While the Reserve Bank believes it has only now entered restrictive territory with rates, Nedbank said the environment has been restrictive since January. As such, it does not think the central bank will raise rates again and remain at current levels for the rest of the year.

But this comes with some caveats.

“With the rand vulnerable amid growing negative sentiment towards South Africa, our interest rate forecasts are still at significant upside risk,” the bank said.

According to Annabel Bishop, Investec’s chief economist, these risks are known to the central bank.

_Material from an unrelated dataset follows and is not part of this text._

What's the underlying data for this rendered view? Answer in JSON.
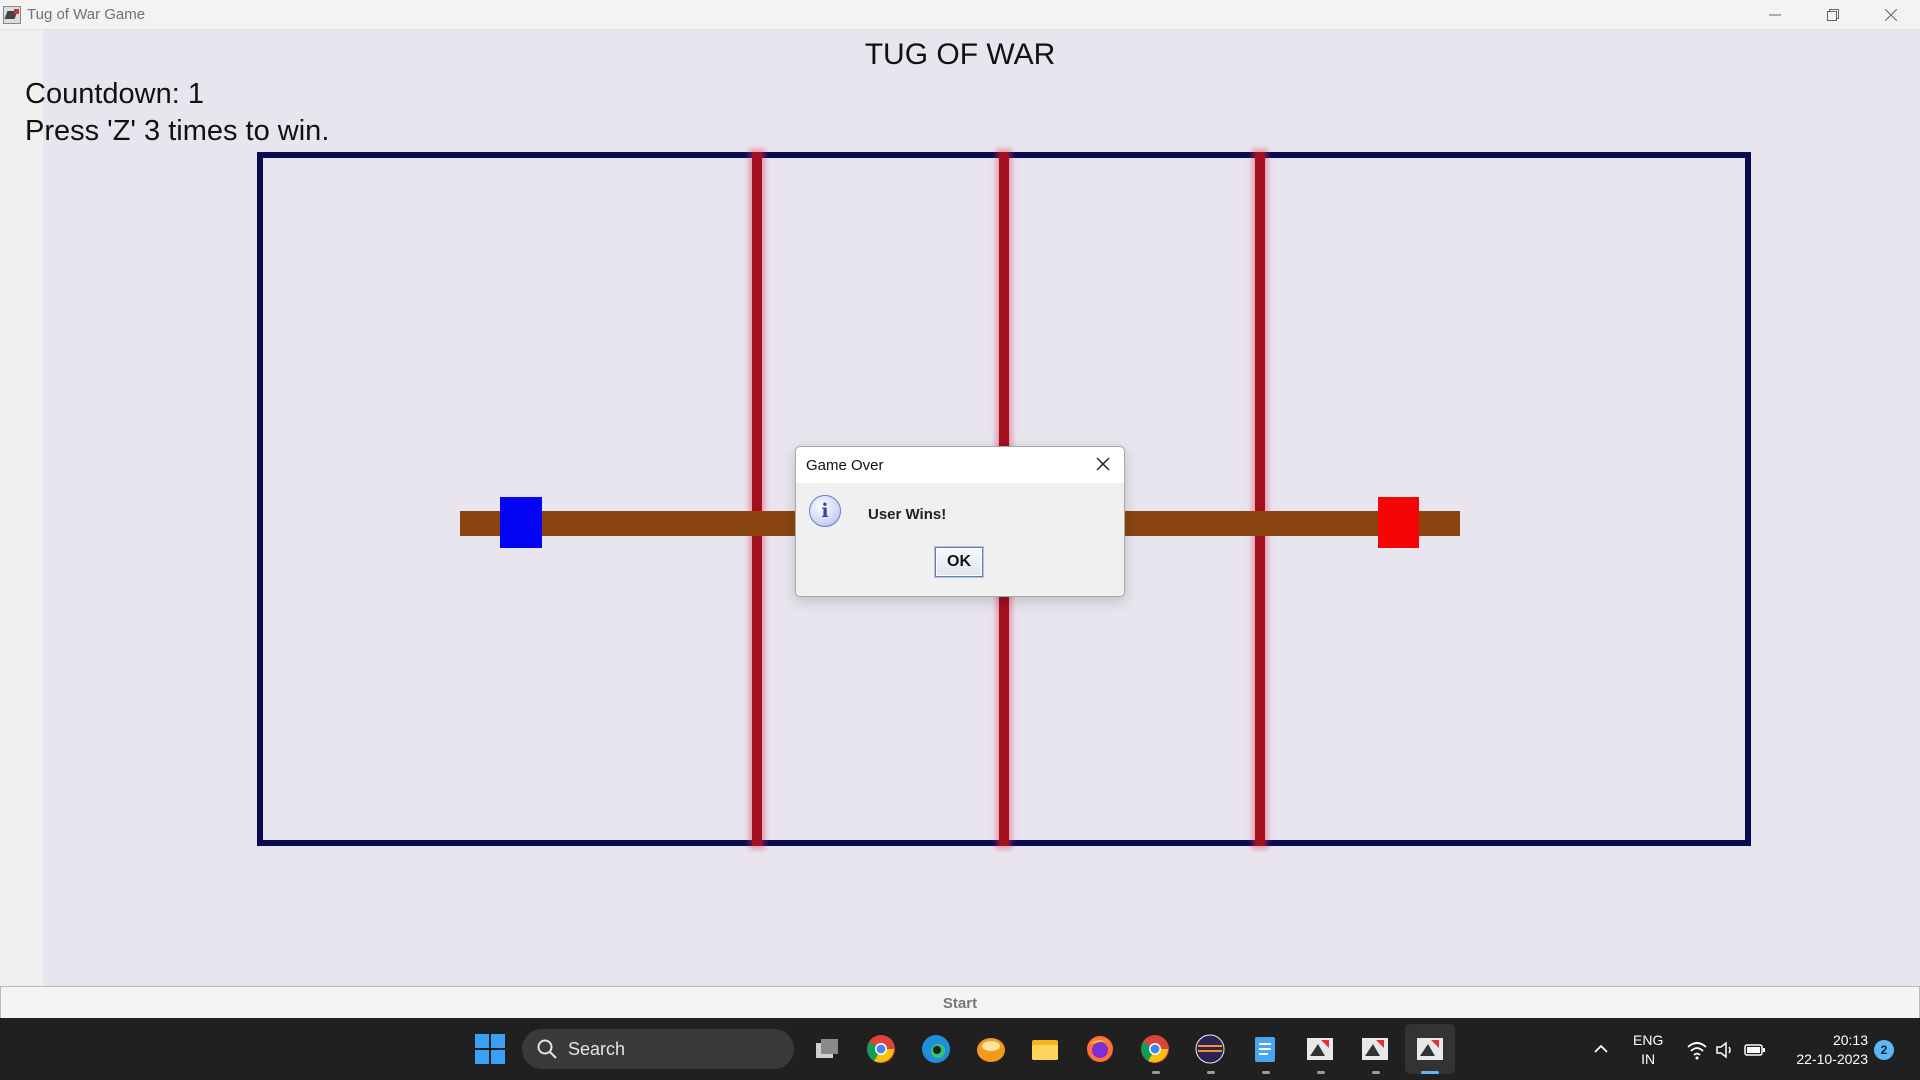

“On the domestic front, the economic environment remains very fragile. The country’s electricity supply situation is dire, with ongoing load shedding affecting all sectors of the economy,
declining confidence.

“Indeed, the SARB expects the divestiture alone to deduct two percentage points from growth this year,” she said.

“The SARB estimates that risks to the medium-term domestic growth outlook are balanced; however, it reiterated that both domestic and global growth prospects remain highly sensitive to new shocks.”

The next interest rate announcement is scheduled for 20 July 2023.